John Corneby Wilson Austin 1870 – 1963 Master Architect of Southern California

John Corneby Wilson Austin was born and educated in Oxfordshire England. He apprenticed with architectural offices in England, Philadelphia and San Francisco before arriving in Los Angeles in 1895. Without college or academic architectural training, Austin nevertheless began a stellar career in Southern California that spanned more than 50 years. He is responsible for the design of many large public projects, including two of LA’s most iconic buildings, City Hall and the Griffith Observatory.

Austin became a major mover and shaker in booming 20th century Los Angeles, and beyond his architectural practice, was active in many civic organizations. At various times he served as president of the Los Angeles Chamber of Commerce, the Southern California Historical Society, the Board of Architectural Examiners, and the local American Institute of Architects chapter. He also served on the National Labor Relations Board, and was a founding member of LA’s exclusive Johnathan Club.

Engagement in so many civic organizations must certainly have helped Austin secure a range of prominent large-scale projects. Being a prominent Shriner (he was a 32nd degree Mason), may have helped him secure one of his major projects: the Shrine Auditorium. However, it was certainly the quality of his work that cemented his reputation.

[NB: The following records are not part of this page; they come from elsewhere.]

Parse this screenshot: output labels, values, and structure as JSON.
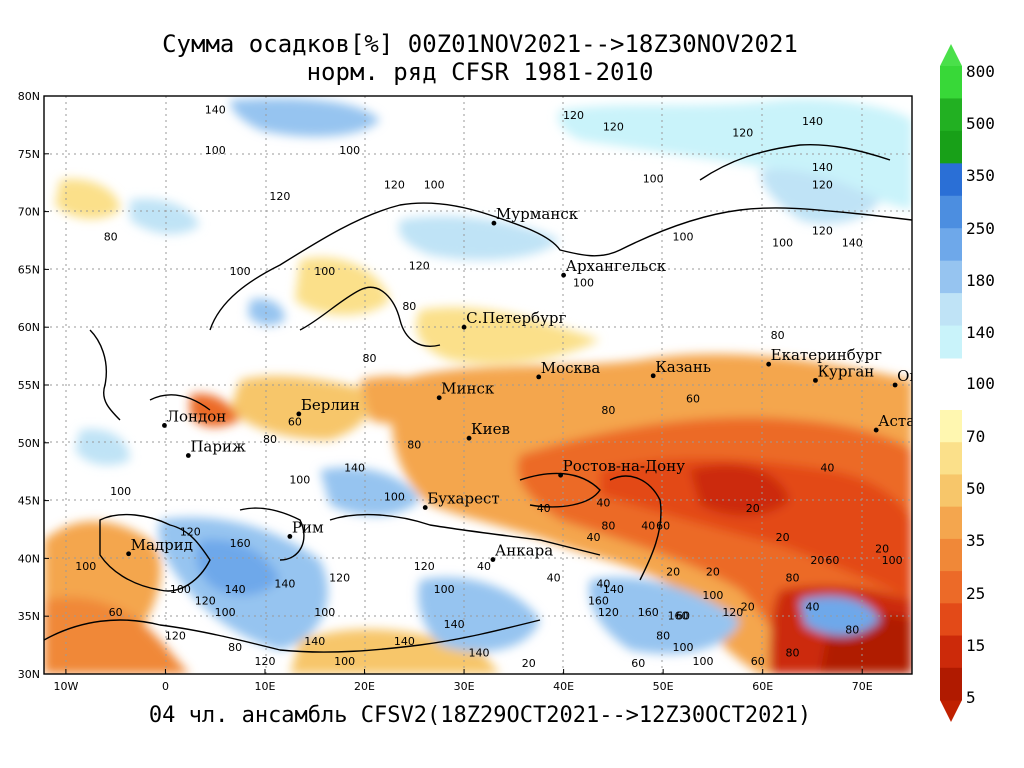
{
  "title": {
    "line1": "Сумма осадков[%] 00Z01NOV2021-->18Z30NOV2021",
    "line2": "норм. ряд CFSR 1981-2010"
  },
  "footer": "04 чл. ансамбль CFSV2(18Z29OCT2021-->12Z30OCT2021)",
  "axes": {
    "lat_labels": [
      "80N",
      "75N",
      "70N",
      "65N",
      "60N",
      "55N",
      "50N",
      "45N",
      "40N",
      "35N",
      "30N"
    ],
    "lon_labels": [
      "10W",
      "0",
      "10E",
      "20E",
      "30E",
      "40E",
      "50E",
      "60E",
      "70E"
    ]
  },
  "colorbar": {
    "labels": [
      "800",
      "500",
      "350",
      "250",
      "180",
      "140",
      "100",
      "70",
      "50",
      "35",
      "25",
      "15",
      "5"
    ],
    "colors_wet": [
      "#38d838",
      "#22b022",
      "#18a018",
      "#2a6fd6",
      "#4c8ee0",
      "#6ea8ea",
      "#96c4f0",
      "#bfe3f6",
      "#c9f3fa"
    ],
    "colors_dry": [
      "#fff7b0",
      "#fbe08a",
      "#f7c66a",
      "#f4a64e",
      "#f08838",
      "#ec6a28",
      "#e34a18",
      "#cc2a0a",
      "#b01a00"
    ]
  },
  "cities": [
    {
      "name": "Мурманск",
      "lon": 33,
      "lat": 69
    },
    {
      "name": "Архангельск",
      "lon": 40,
      "lat": 64.5
    },
    {
      "name": "С.Петербург",
      "lon": 30,
      "lat": 60
    },
    {
      "name": "Москва",
      "lon": 37.5,
      "lat": 55.7
    },
    {
      "name": "Казань",
      "lon": 49,
      "lat": 55.8
    },
    {
      "name": "Екатеринбург",
      "lon": 60.6,
      "lat": 56.8
    },
    {
      "name": "Курган",
      "lon": 65.3,
      "lat": 55.4
    },
    {
      "name": "Омск",
      "lon": 73.3,
      "lat": 55
    },
    {
      "name": "Астана",
      "lon": 71.4,
      "lat": 51.1
    },
    {
      "name": "Минск",
      "lon": 27.5,
      "lat": 53.9
    },
    {
      "name": "Берлин",
      "lon": 13.4,
      "lat": 52.5
    },
    {
      "name": "Лондон",
      "lon": -0.1,
      "lat": 51.5
    },
    {
      "name": "Париж",
      "lon": 2.3,
      "lat": 48.9
    },
    {
      "name": "Киев",
      "lon": 30.5,
      "lat": 50.4
    },
    {
      "name": "Ростов-на-Дону",
      "lon": 39.7,
      "lat": 47.2
    },
    {
      "name": "Бухарест",
      "lon": 26.1,
      "lat": 44.4
    },
    {
      "name": "Рим",
      "lon": 12.5,
      "lat": 41.9
    },
    {
      "name": "Мадрид",
      "lon": -3.7,
      "lat": 40.4
    },
    {
      "name": "Анкара",
      "lon": 32.9,
      "lat": 39.9
    }
  ],
  "contour_labels": [
    {
      "t": "140",
      "lon": 5,
      "lat": 78.5
    },
    {
      "t": "120",
      "lon": 41,
      "lat": 78
    },
    {
      "t": "120",
      "lon": 45,
      "lat": 77
    },
    {
      "t": "140",
      "lon": 65,
      "lat": 77.5
    },
    {
      "t": "120",
      "lon": 58,
      "lat": 76.5
    },
    {
      "t": "100",
      "lon": 5,
      "lat": 75
    },
    {
      "t": "100",
      "lon": 18.5,
      "lat": 75
    },
    {
      "t": "120",
      "lon": 11.5,
      "lat": 71
    },
    {
      "t": "120",
      "lon": 23,
      "lat": 72
    },
    {
      "t": "100",
      "lon": 27,
      "lat": 72
    },
    {
      "t": "80",
      "lon": -5.5,
      "lat": 67.5
    },
    {
      "t": "100",
      "lon": 49,
      "lat": 72.5
    },
    {
      "t": "100",
      "lon": 52,
      "lat": 67.5
    },
    {
      "t": "140",
      "lon": 66,
      "lat": 73.5
    },
    {
      "t": "120",
      "lon": 66,
      "lat": 72
    },
    {
      "t": "100",
      "lon": 62,
      "lat": 67
    },
    {
      "t": "120",
      "lon": 66,
      "lat": 68
    },
    {
      "t": "140",
      "lon": 69,
      "lat": 67
    },
    {
      "t": "100",
      "lon": 7.5,
      "lat": 64.5
    },
    {
      "t": "100",
      "lon": 16,
      "lat": 64.5
    },
    {
      "t": "120",
      "lon": 25.5,
      "lat": 65
    },
    {
      "t": "100",
      "lon": 42,
      "lat": 63.5
    },
    {
      "t": "80",
      "lon": 24.5,
      "lat": 61.5
    },
    {
      "t": "80",
      "lon": 61.5,
      "lat": 59
    },
    {
      "t": "80",
      "lon": 20.5,
      "lat": 57
    },
    {
      "t": "60",
      "lon": 13,
      "lat": 51.5
    },
    {
      "t": "80",
      "lon": 10.5,
      "lat": 50
    },
    {
      "t": "80",
      "lon": 44.5,
      "lat": 52.5
    },
    {
      "t": "60",
      "lon": 53,
      "lat": 53.5
    },
    {
      "t": "80",
      "lon": 25,
      "lat": 49.5
    },
    {
      "t": "100",
      "lon": -4.5,
      "lat": 45.5
    },
    {
      "t": "100",
      "lon": 13.5,
      "lat": 46.5
    },
    {
      "t": "140",
      "lon": 19,
      "lat": 47.5
    },
    {
      "t": "100",
      "lon": 23,
      "lat": 45
    },
    {
      "t": "120",
      "lon": 2.5,
      "lat": 42
    },
    {
      "t": "160",
      "lon": 7.5,
      "lat": 41
    },
    {
      "t": "140",
      "lon": 7,
      "lat": 37
    },
    {
      "t": "120",
      "lon": 4,
      "lat": 36
    },
    {
      "t": "100",
      "lon": -8,
      "lat": 39
    },
    {
      "t": "60",
      "lon": -5,
      "lat": 35
    },
    {
      "t": "100",
      "lon": 1.5,
      "lat": 37
    },
    {
      "t": "140",
      "lon": 12,
      "lat": 37.5
    },
    {
      "t": "100",
      "lon": 16,
      "lat": 35
    },
    {
      "t": "120",
      "lon": 17.5,
      "lat": 38
    },
    {
      "t": "100",
      "lon": 6,
      "lat": 35
    },
    {
      "t": "120",
      "lon": 1,
      "lat": 33
    },
    {
      "t": "80",
      "lon": 7,
      "lat": 32
    },
    {
      "t": "140",
      "lon": 15,
      "lat": 32.5
    },
    {
      "t": "100",
      "lon": 18,
      "lat": 30.8
    },
    {
      "t": "140",
      "lon": 24,
      "lat": 32.5
    },
    {
      "t": "120",
      "lon": 10,
      "lat": 30.8
    },
    {
      "t": "100",
      "lon": 28,
      "lat": 37
    },
    {
      "t": "120",
      "lon": 26,
      "lat": 39
    },
    {
      "t": "140",
      "lon": 29,
      "lat": 34
    },
    {
      "t": "140",
      "lon": 31.5,
      "lat": 31.5
    },
    {
      "t": "40",
      "lon": 38,
      "lat": 44
    },
    {
      "t": "40",
      "lon": 44,
      "lat": 44.5
    },
    {
      "t": "80",
      "lon": 44.5,
      "lat": 42.5
    },
    {
      "t": "40",
      "lon": 48.5,
      "lat": 42.5
    },
    {
      "t": "40",
      "lon": 43,
      "lat": 41.5
    },
    {
      "t": "40",
      "lon": 32,
      "lat": 39
    },
    {
      "t": "40",
      "lon": 44,
      "lat": 37.5
    },
    {
      "t": "140",
      "lon": 45,
      "lat": 37
    },
    {
      "t": "160",
      "lon": 43.5,
      "lat": 36
    },
    {
      "t": "120",
      "lon": 44.5,
      "lat": 35
    },
    {
      "t": "160",
      "lon": 48.5,
      "lat": 35
    },
    {
      "t": "160",
      "lon": 51.5,
      "lat": 34.7
    },
    {
      "t": "80",
      "lon": 50,
      "lat": 33
    },
    {
      "t": "100",
      "lon": 55,
      "lat": 36.5
    },
    {
      "t": "120",
      "lon": 57,
      "lat": 35
    },
    {
      "t": "100",
      "lon": 52,
      "lat": 32
    },
    {
      "t": "100",
      "lon": 54,
      "lat": 30.8
    },
    {
      "t": "60",
      "lon": 47.5,
      "lat": 30.6
    },
    {
      "t": "60",
      "lon": 59.5,
      "lat": 30.8
    },
    {
      "t": "80",
      "lon": 63,
      "lat": 31.5
    },
    {
      "t": "80",
      "lon": 69,
      "lat": 33.5
    },
    {
      "t": "40",
      "lon": 65,
      "lat": 35.5
    },
    {
      "t": "20",
      "lon": 58.5,
      "lat": 35.5
    },
    {
      "t": "20",
      "lon": 62,
      "lat": 41.5
    },
    {
      "t": "20",
      "lon": 65.5,
      "lat": 39.5
    },
    {
      "t": "60",
      "lon": 67,
      "lat": 39.5
    },
    {
      "t": "100",
      "lon": 73,
      "lat": 39.5
    },
    {
      "t": "20",
      "lon": 59,
      "lat": 44
    },
    {
      "t": "40",
      "lon": 66.5,
      "lat": 47.5
    },
    {
      "t": "20",
      "lon": 36.5,
      "lat": 30.6
    },
    {
      "t": "40",
      "lon": 39,
      "lat": 38
    },
    {
      "t": "20",
      "lon": 51,
      "lat": 38.5
    },
    {
      "t": "20",
      "lon": 55,
      "lat": 38.5
    },
    {
      "t": "60",
      "lon": 52,
      "lat": 34.7
    },
    {
      "t": "60",
      "lon": 50,
      "lat": 42.5
    },
    {
      "t": "80",
      "lon": 63,
      "lat": 38
    },
    {
      "t": "20",
      "lon": 72,
      "lat": 40.5
    }
  ]
}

As the Great Depression deepened, Austin advocated for federal spending as a way to stimulate the economy. In April 1930, a letter from Austin to President Herbert Hoover was published in the Los Angeles Times. In it, Austin proposed the creation of an emergency fund, raised by taxation or appropriation, to be used to develop public improvements and provide needed employment. He followed up with a trip to Washington to lobby Congress and the Hoover administration to initiate federal construction projects in Los Angeles, arguing that such programs were needed so good citizens would not “fall prey to the propaganda of Communists and agitators against our institutions.” Hoover put him in charge of coordinating the federal government’s unemployment relief efforts in ten Southern California counties.
Austin died at the home he had built for his family on Arden Road in Pasadena in 1963.